Same cut, different animal. The tomahawk is a bone-in ribeye, frenched to expose the rib bone for presentation. The differences are in the meat itself. Bison runs leaner than beef, with the deeper, slightly mineral flavor bison is known for. The cook is faster because there's less intramuscular fat to render, and the margin for overcooking is tighter — bison turns dry past medium where beef can still pass. The bone-in
structure helps here: it insulates the meat during the cook and gives you more even doneness from edge to center than you'd get from a boneless cut.

Which size should I order?

It depends on who you're feeding and how you want to serve it. The 24-28 oz feeds two generously and is the right pick for a date-night or two-person dinner. The 32-40 oz is the best per-pound value and works for two with leftovers or three at the table — most members who order tomahawks more than once settle on this size. The 48-55 oz is the trophy cut, sized for a table of three or four; Hightail releases five per harvest, and when they're gone they're gone until the next batch is ready.

How do I cook a bison tomahawk?

Reverse-sear is the answer, regardless of size. Cook low and slow in an oven, smoker, or two-zone grill at 250°F until the internal temp hits 118-120°F (or 115-118°F for the 48-55 oz). Rest 10 minutes, then sear 60-90 seconds per side on a screaming hot surface — cast iron over high heat or direct grill flame at 500°F or more. Rest another 5 minutes and slice. Full size-by-size cook times are in the cook guide above. The single most important rule: bison overcooks fast. Pull 5-10°F earlier than you would for beef and use a thermometer.

What internal temperature should bison be cooked to?
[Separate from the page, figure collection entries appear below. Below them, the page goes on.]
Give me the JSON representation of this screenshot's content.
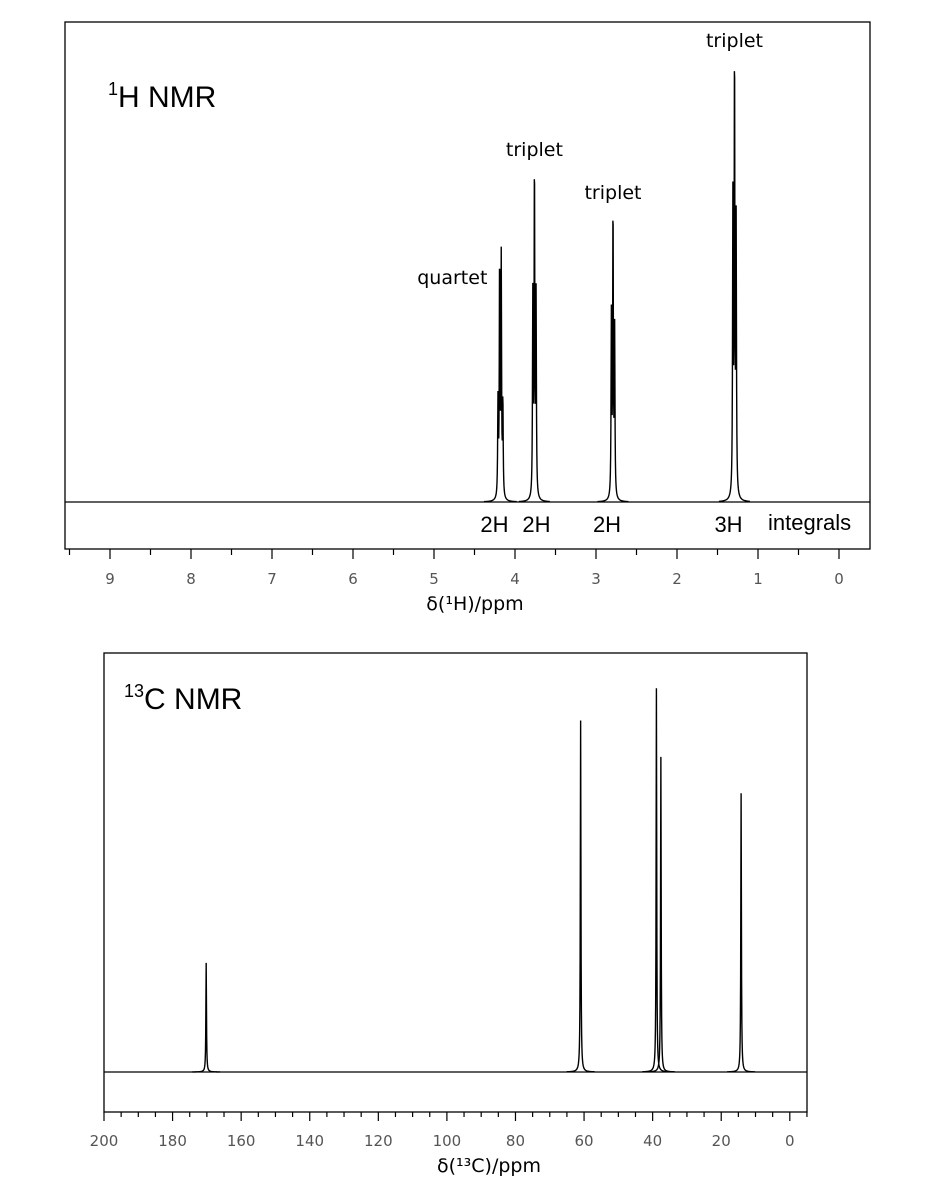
{
  "chart_data": [
    {
      "type": "line",
      "title": "H NMR",
      "title_superscript": "1",
      "xlabel": "δ(¹H)/ppm",
      "xlim": [
        9.6,
        -0.4
      ],
      "x_ticks": [
        9,
        8,
        7,
        6,
        5,
        4,
        3,
        2,
        1,
        0
      ],
      "inverted_x": true,
      "peaks": [
        {
          "shift": 4.18,
          "multiplicity": "quartet",
          "integral": "2H",
          "intensity": 0.5,
          "lines": [
            4.21,
            4.19,
            4.17,
            4.15
          ],
          "line_heights": [
            0.2,
            0.5,
            0.5,
            0.2
          ]
        },
        {
          "shift": 3.76,
          "multiplicity": "triplet",
          "integral": "2H",
          "intensity": 0.7,
          "lines": [
            3.78,
            3.76,
            3.74
          ],
          "line_heights": [
            0.42,
            0.7,
            0.42
          ]
        },
        {
          "shift": 2.79,
          "multiplicity": "triplet",
          "integral": "2H",
          "intensity": 0.61,
          "lines": [
            2.81,
            2.79,
            2.77
          ],
          "line_heights": [
            0.38,
            0.61,
            0.35
          ]
        },
        {
          "shift": 1.29,
          "multiplicity": "triplet",
          "integral": "3H",
          "intensity": 0.93,
          "lines": [
            1.31,
            1.29,
            1.27
          ],
          "line_heights": [
            0.62,
            0.93,
            0.57
          ]
        }
      ],
      "integrals_label": "integrals"
    },
    {
      "type": "line",
      "title": "C NMR",
      "title_superscript": "13",
      "xlabel": "δ(¹³C)/ppm",
      "xlim": [
        200,
        -5
      ],
      "x_ticks": [
        200,
        180,
        160,
        140,
        120,
        100,
        80,
        60,
        40,
        20,
        0
      ],
      "inverted_x": true,
      "peaks": [
        {
          "shift": 170.2,
          "intensity": 0.27
        },
        {
          "shift": 61.0,
          "intensity": 0.87
        },
        {
          "shift": 38.9,
          "intensity": 0.95
        },
        {
          "shift": 37.6,
          "intensity": 0.78
        },
        {
          "shift": 14.2,
          "intensity": 0.69
        }
      ]
    }
  ]
}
For medium-rare — which we recommend — pull at 118-120°F and rest to a final temperature of 130°F. For medium, pull at 125°F and rest to 135°F. We don't recommend past medium on bison; the leanness shows up fast as dryness above 140°F. The USDA's recommended minimum for steaks is 145°F, which on bison reads as well-done; the choice is yours, but most members who try medium-rare don't go back.



How long should I thaw a bison tomahawk before cooking?

24 hours in the refrigerator, still in the vacuum-seal. For a faster thaw, submerge the sealed steak in a sink of cold water for 2-4 hours depending on size; change the water every 30 minutes. Never
thaw at room temperature. After it's thawed, take the steak out of the fridge 45 minutes before cooking to take the deep chill off — that's the difference between a steak that cooks evenly and one that grays at the edges before the center is right.

How many people does a bison tomahawk serve?

24-28 oz serves two generously. 32-40 oz serves two to three. 48-55 oz serves three to four. Bison eats richer than the same weight of beef despite being leaner, so portion sizes can run slightly smaller without anyone feeling short-changed. As a baseline, plan on 6-8 oz of cooked weight per person for dinner; bone weight is roughly 25% of the packaged weight.

Is Hightail bison grass-fed and grass-finished?

Yes — both. We've verified directly with Hightail Ranch that their bison are 100% grass-fed and grass-finished. They eat no grain of any kind, are raised without added hormones, without antibiotics,
and without vaccines. Hightail is certified by the American Grassfed Association (AGA), which is the standard we look for when evaluating any grass-fed claim.

How does Hightail bison ship?

Frozen, in insulated packaging with dry ice.
Standard 1-3 day handling and 1-3 day transit nationwide. Because the steak is perishable and ships frozen and arrives frozen.